قُلۡ إِنَّمَا حَرَّمَ رَبِّیَ ٱلۡفَوَ ٰ⁠حِشَ مَا ظَهَرَ مِنۡهَا وَمَا بَطَنَ وَٱلۡإِثۡمَ وَٱلۡبَغۡیَ بِغَیۡرِ ٱلۡحَقِّ وَأَن تُشۡرِكُوا۟ بِٱللَّهِ مَا لَمۡ یُنَزِّلۡ بِهِۦ سُلۡطَـٰنࣰا وَأَن تَقُولُوا۟ عَلَى ٱللَّهِ مَا لَا تَعۡلَمُونَ

Katakanlah (Muhammad), “Tuhanku hanya mengharamkan segala perbuatan keji yang terlihat dan yang tersembunyi, perbuatan dosa, perbuatan zhalim tanpa alasan yang benar, dan (mengharamkan) kamu mempersekutukan Allah dengan sesuatu, sedangkan Dia tidak menurunkan alasan untuk itu, dan (mengharamkan) kamu membicarakan tentang Allah apa yang tidak kamu ketahui.” QS. Al-A’raf: 33.

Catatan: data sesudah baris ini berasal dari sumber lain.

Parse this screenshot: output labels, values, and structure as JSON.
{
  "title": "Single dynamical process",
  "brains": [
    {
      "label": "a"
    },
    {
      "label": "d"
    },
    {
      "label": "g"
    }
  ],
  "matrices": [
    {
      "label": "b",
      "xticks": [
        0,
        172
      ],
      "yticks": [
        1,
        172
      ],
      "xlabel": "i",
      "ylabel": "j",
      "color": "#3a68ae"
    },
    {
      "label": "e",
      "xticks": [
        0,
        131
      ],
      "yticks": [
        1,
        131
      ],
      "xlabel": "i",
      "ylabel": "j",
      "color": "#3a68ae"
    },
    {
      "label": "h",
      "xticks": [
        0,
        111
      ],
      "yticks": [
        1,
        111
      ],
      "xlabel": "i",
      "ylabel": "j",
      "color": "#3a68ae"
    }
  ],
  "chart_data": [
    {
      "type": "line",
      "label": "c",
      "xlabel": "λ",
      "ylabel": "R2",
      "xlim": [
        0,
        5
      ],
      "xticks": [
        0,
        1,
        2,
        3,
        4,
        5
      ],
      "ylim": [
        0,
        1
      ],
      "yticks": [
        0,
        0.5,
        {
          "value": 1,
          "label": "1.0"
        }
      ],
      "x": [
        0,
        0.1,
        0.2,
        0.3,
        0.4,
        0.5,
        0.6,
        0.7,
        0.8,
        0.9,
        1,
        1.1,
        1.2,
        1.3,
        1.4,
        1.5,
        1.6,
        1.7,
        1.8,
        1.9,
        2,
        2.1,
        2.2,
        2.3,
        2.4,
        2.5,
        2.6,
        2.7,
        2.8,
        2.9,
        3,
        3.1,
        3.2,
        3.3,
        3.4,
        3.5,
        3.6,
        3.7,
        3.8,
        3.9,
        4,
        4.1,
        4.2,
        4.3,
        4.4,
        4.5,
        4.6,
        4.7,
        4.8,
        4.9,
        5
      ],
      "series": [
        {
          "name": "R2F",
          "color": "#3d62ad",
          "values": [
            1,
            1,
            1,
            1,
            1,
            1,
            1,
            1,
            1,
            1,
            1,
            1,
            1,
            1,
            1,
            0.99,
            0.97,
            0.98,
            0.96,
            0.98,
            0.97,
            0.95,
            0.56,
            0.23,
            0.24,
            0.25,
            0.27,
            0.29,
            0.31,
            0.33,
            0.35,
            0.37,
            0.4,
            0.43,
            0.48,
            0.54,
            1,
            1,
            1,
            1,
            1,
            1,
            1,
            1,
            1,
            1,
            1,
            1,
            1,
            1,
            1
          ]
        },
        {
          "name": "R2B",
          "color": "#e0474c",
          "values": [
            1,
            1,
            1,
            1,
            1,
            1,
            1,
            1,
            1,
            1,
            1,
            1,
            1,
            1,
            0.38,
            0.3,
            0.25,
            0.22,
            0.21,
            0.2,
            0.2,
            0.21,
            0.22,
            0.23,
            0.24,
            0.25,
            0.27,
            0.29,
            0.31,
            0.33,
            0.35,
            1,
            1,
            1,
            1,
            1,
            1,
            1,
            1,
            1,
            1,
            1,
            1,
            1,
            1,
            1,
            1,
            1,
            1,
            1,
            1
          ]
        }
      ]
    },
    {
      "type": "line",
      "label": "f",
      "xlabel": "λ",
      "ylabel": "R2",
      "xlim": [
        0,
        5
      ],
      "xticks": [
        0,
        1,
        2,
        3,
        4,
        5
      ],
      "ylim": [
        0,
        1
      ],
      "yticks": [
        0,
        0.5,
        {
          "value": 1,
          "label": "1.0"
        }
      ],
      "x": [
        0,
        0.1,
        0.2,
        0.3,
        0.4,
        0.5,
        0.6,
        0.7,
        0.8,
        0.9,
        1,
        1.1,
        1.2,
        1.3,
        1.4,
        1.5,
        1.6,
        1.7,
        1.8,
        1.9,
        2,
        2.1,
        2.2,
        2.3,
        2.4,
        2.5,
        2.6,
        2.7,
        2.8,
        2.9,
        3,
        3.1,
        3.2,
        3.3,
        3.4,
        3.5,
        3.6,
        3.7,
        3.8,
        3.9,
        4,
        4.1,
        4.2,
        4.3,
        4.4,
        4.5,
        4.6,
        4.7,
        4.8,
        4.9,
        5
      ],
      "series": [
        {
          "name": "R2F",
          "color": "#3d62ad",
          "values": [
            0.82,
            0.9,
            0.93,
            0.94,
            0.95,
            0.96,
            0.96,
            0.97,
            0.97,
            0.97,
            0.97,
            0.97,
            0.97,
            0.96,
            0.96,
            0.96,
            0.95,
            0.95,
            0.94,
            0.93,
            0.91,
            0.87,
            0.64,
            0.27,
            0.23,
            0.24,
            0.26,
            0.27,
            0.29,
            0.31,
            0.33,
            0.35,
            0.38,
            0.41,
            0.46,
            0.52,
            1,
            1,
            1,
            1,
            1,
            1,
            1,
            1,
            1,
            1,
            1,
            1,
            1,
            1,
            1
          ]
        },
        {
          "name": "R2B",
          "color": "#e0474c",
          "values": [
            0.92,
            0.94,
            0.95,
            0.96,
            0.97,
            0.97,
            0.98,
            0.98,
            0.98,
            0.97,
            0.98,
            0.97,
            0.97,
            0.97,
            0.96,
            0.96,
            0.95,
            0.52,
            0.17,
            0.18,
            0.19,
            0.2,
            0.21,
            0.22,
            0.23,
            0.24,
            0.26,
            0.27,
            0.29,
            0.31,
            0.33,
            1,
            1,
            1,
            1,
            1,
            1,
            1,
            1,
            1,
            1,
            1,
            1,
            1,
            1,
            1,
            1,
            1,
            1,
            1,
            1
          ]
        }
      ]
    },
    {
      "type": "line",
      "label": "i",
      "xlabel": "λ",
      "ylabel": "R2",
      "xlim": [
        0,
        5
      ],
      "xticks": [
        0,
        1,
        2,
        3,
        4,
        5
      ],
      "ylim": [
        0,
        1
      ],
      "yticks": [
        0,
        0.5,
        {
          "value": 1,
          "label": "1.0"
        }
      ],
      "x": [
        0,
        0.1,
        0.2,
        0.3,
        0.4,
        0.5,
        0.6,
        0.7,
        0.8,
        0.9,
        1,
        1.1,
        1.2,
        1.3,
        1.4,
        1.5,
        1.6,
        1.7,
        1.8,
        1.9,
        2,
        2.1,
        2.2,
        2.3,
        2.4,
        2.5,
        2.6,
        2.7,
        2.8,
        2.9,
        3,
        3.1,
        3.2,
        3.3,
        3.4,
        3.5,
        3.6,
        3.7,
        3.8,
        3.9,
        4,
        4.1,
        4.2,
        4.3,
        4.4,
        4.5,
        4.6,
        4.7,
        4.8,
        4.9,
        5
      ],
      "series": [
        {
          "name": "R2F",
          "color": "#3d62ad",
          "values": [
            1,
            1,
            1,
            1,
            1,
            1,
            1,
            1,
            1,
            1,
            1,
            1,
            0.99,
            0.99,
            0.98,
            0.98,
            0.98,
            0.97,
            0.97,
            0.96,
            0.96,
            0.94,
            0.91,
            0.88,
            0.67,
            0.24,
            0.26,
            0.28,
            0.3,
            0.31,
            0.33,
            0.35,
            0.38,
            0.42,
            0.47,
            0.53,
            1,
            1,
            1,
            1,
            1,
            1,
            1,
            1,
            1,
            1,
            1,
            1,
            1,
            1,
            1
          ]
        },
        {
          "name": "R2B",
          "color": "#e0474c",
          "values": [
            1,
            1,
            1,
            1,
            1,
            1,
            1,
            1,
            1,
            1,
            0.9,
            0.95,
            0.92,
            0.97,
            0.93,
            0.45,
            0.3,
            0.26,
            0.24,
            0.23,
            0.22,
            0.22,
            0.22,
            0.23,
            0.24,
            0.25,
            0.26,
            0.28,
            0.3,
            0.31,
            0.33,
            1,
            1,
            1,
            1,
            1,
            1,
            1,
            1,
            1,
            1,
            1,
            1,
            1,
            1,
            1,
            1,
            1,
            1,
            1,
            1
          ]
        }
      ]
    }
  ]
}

Di dalam Shahihain terdapat riwayat dari Ibnu Mas’ud radhiyallahu ‘anhu beliau berkata: Rasulullah shallallahu ‘alaihi wasallam bersabda:

لَا أَحَدٌ أَغْيَرَ مِنْ اللَّهِ وَلِذَلِكَ حَرَّمَ الْفَوَاحِشَ مَا ظَهَرَ مِنْهَا وَمَا بَطَنَ

“Tidak ada yang lebih pencemburu dari Allah. Karena itulah Dia mengharamkan segala yang keji baik yang nampak maupun yang tidak nampak.”

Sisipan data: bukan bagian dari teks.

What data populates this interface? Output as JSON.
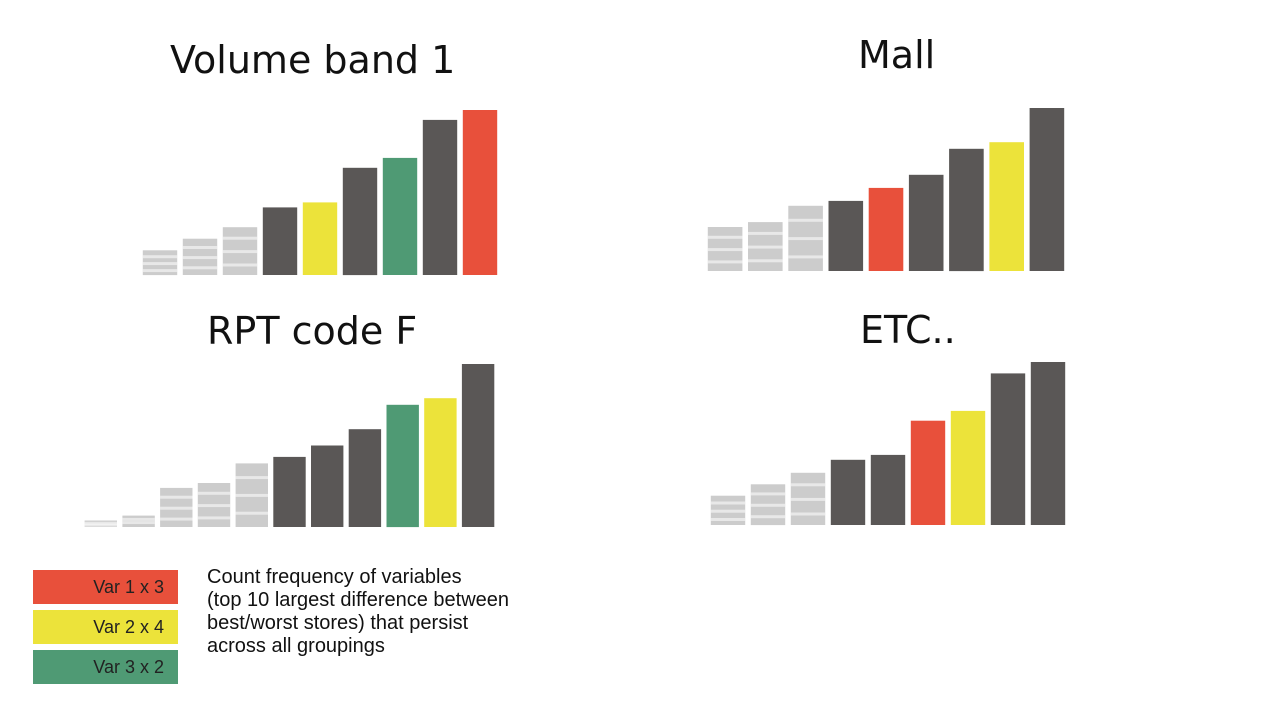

Sa’ad bin ‘Ubadah berkata pada riwayat yang disampaikan oleh Syaikhain: “Kalaulah kulihat seorang laki-laki bersama istriku, niscaya aku penggal dia dengan pedang di bagian mata pedangnya, bukan dengan pinggirnya.” Berita ini kemudian terdengar oleh Rasulullah ﷺ, sehingga beliau bersabda:

أَتَعْجَبُونَ مِنْ غَيْرَةِ سَعْدٍ وَاللَّهِ لَأَنَا أَغْيَرُ مِنْهُ وَاللَّهُ أَغْيَرُ مِنِّي وَمِنْ أَجْلِ غَيْرَةِ اللَّهِ حَرَّمَ الْفَوَاحِشَ مَا ظَهَرَ مِنْهَا وَمَا بَطَنَ

“Adakah kalian merasa heran dengan kecemburuan Sa’ad? Demi Allah, sungguh aku lebih cemburu daripada dia, dan Allah lebih cemburu daripada aku, dan karena kecemburuan Allah itulah Allah mengharamkan segala perbuatan yang keji baik yang nampak maupun yang tersembunyi”.

Dikatakan juga: Az-Zhahir itu adalah apa saja yang terkait dengan perbuatan – perbuatan anggota badan, dan Al-Bathin itu adalah apa saja yang terkait dengan perbuatan – perbuatan hati seperti sombong dan hasad.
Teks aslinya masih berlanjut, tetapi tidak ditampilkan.